The California Supreme Court on Thursday approved a plan to let those who narrowly failed the bar exam in recent years to be admitted to the State Bar following completion of 300 hours of supervised legal practice, without retaking another bar exam.
“This means so much to many people,” said 2019 Santa Clara University School of Law graduate Evan Miller. “The bar exam puts your life on hold.”
The court’s unanimous order reverses its initial refusal to make the state’s lower cut score, from 1440 down to 1390, retroactive. That refusal had spurred many who scored in that range, like Miller, to advocate for retroactivity, even though he recently learned that he passed the exam last October.
The order expands the state’s Provisional Licensure Program, first approved by the court last October. The program has allowed 2020 law school graduates who have yet to sit for the exam a limited right to practice under the supervision of a licensed attorney until June of 2022, unless the program is extended by the court.
The expanded program will apply to the test takers regardless of when they graduated from law school. The graduates, however, first will need to complete the 300 hours of practice. The State Bar of California will implement the program changes by March 1, according to a court press release.
Graduates also will need to receive a positive evaluation by an eligible supervising lawyer, who now include judges in the California judicial branch.
The ruling will make more than 2,000 additional individuals eligible to apply for provisional licensing, State Bar of California spokeswoman Teresa Ruano said in a statement earlier this month.

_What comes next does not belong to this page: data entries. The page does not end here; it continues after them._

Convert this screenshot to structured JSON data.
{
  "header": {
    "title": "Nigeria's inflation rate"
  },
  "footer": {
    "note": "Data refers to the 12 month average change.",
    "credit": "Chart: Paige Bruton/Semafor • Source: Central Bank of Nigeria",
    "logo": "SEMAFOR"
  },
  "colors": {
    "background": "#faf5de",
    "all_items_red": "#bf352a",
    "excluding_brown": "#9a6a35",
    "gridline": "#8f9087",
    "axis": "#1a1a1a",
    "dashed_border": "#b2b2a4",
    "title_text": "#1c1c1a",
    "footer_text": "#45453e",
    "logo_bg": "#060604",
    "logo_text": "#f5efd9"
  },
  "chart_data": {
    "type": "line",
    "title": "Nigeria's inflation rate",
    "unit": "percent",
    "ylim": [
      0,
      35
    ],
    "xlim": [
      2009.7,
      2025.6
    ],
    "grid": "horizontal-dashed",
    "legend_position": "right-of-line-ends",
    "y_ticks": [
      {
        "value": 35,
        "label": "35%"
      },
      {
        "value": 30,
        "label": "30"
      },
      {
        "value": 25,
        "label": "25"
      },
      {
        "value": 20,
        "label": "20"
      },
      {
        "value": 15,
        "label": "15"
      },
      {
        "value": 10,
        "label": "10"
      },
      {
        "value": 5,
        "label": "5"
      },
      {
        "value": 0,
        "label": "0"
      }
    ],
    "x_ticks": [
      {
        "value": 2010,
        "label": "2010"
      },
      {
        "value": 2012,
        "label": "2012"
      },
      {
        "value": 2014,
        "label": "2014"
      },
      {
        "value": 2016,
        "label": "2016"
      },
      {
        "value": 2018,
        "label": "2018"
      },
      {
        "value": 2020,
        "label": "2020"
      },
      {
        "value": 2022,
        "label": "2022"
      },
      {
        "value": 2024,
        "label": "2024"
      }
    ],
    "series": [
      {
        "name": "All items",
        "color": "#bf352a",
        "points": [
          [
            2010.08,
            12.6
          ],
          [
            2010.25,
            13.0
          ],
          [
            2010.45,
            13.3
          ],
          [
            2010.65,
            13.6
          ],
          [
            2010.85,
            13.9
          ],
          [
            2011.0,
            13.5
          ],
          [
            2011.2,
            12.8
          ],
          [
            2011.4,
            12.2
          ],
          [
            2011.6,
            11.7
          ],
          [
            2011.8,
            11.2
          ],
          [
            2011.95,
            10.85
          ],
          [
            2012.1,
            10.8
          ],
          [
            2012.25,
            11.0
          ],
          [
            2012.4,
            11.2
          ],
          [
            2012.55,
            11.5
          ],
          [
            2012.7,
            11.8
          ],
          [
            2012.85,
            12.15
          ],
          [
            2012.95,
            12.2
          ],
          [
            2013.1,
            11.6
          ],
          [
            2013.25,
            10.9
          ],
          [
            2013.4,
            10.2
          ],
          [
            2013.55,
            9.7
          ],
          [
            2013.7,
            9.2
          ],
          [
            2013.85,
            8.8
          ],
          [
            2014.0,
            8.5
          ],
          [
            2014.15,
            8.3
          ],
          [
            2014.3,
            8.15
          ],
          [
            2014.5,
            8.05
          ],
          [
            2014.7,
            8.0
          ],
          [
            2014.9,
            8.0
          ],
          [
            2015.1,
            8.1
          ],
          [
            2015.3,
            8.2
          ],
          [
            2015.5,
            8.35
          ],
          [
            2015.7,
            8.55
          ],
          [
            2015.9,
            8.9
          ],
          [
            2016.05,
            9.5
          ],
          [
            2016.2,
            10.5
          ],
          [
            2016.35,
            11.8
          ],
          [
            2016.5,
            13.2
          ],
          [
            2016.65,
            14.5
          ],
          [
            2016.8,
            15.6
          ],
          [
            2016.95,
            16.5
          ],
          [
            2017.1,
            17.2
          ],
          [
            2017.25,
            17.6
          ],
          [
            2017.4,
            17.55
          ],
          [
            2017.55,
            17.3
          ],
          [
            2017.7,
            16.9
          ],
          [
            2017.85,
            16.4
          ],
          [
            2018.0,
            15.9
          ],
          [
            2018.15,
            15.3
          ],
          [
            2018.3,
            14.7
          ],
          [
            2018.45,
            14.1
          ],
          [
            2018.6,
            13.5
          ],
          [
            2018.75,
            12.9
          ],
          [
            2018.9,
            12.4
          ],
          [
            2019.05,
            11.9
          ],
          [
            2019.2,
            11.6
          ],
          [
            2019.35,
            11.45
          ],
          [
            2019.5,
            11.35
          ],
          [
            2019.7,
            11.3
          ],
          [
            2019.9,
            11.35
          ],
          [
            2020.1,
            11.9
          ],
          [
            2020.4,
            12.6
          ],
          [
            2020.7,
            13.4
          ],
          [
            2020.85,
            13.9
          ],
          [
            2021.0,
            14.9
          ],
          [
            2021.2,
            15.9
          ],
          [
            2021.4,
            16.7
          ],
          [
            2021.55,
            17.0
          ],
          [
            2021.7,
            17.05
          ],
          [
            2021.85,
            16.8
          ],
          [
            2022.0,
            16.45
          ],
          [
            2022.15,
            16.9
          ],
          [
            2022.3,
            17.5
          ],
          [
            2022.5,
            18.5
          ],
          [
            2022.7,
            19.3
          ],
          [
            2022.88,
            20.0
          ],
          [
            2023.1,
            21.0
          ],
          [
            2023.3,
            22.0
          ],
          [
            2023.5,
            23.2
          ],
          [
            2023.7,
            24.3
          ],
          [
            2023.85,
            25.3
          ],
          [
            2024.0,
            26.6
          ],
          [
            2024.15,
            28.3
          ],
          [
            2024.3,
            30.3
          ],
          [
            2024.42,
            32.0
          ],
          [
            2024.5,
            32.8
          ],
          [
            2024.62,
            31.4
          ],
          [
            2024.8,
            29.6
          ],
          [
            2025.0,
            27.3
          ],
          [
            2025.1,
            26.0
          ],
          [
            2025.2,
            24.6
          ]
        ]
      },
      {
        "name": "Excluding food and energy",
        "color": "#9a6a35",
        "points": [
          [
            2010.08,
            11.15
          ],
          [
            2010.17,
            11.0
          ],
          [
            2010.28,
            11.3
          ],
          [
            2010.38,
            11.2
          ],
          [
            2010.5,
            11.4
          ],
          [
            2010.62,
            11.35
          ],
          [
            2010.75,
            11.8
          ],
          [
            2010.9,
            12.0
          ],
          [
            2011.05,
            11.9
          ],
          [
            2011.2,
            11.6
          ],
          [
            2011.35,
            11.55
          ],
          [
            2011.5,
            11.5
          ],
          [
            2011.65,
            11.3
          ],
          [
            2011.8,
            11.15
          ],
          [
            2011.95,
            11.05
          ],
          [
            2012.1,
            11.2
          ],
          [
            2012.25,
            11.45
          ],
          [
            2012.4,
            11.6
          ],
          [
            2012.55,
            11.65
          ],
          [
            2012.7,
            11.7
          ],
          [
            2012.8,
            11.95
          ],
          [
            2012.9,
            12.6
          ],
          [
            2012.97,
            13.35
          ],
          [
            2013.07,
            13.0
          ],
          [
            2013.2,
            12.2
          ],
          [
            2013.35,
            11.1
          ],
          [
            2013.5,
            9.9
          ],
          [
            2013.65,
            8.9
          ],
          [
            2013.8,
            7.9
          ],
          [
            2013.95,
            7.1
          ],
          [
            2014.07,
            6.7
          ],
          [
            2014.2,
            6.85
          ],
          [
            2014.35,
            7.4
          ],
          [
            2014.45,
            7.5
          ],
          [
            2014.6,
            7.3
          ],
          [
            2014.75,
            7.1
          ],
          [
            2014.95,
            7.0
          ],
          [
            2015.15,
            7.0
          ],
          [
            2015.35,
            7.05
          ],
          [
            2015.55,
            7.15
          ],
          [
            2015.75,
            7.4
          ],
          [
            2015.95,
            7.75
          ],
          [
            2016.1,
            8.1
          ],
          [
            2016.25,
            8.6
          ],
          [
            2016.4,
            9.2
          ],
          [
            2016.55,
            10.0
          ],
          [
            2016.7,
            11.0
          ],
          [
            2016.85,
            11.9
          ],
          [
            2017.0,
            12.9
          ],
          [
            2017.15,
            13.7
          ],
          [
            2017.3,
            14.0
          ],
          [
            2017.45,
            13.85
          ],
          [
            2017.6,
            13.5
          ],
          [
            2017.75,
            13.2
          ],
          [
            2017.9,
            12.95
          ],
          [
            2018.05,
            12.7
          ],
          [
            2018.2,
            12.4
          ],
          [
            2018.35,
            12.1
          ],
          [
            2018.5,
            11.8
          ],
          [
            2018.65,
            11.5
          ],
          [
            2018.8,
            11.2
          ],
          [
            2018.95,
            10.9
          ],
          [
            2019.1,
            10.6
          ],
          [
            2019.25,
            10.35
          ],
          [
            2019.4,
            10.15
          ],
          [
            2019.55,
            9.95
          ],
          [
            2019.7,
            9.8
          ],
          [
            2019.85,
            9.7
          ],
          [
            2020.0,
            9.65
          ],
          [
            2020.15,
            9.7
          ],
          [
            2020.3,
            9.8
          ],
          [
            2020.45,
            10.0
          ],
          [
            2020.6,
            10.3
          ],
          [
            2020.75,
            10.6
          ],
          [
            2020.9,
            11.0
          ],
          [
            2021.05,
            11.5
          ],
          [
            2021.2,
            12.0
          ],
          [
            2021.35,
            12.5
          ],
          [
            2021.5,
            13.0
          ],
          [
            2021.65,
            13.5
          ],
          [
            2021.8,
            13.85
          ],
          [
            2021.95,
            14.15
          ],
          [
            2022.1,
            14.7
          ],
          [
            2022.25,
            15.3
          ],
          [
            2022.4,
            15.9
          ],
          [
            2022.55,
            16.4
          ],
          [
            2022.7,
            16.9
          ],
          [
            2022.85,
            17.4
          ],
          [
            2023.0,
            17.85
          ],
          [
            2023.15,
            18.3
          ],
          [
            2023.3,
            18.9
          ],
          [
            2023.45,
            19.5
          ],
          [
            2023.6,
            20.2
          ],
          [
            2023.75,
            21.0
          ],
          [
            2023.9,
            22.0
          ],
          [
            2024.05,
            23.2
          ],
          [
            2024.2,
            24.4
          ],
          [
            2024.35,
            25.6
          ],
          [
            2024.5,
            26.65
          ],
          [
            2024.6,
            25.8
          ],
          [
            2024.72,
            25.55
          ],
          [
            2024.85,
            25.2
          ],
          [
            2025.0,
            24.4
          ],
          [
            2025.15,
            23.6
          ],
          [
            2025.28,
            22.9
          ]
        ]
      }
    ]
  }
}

The court in August had refused to allow the new passing score to be applied retroactively. The decision had been a rebuke to California law school alumni who had come close to passing the test—and deans, who had become allies in their fight.
Alumni, anxious to start their careers without retaking the test, had argued that the passing score was too high, resulting in a historically low pass rate for the February 2020 bar exam of under 27%.
The issue had become especially important during the pandemic for many beginning-stage Golden State attorneys, often weighted with significant law school loan debt.
On Jan. 8, a State Bar of California panel voted unanimously to expand the state’s existing Provisional Licensure Program, so that it could be applied to individuals who scored 1390 or higher on a bar exam from July of 2015 through February of 2020.
The Bar gave the court two options—graduates could complete either 360 or 600 hours of supervised practice before being admitted—yet the court went even lower than the shortest path to licensure suggested by the bar.
“This is lower than anyone suggested,” Miller said. “It’s better than anyone suggested. A lot of us had been pessimistic.”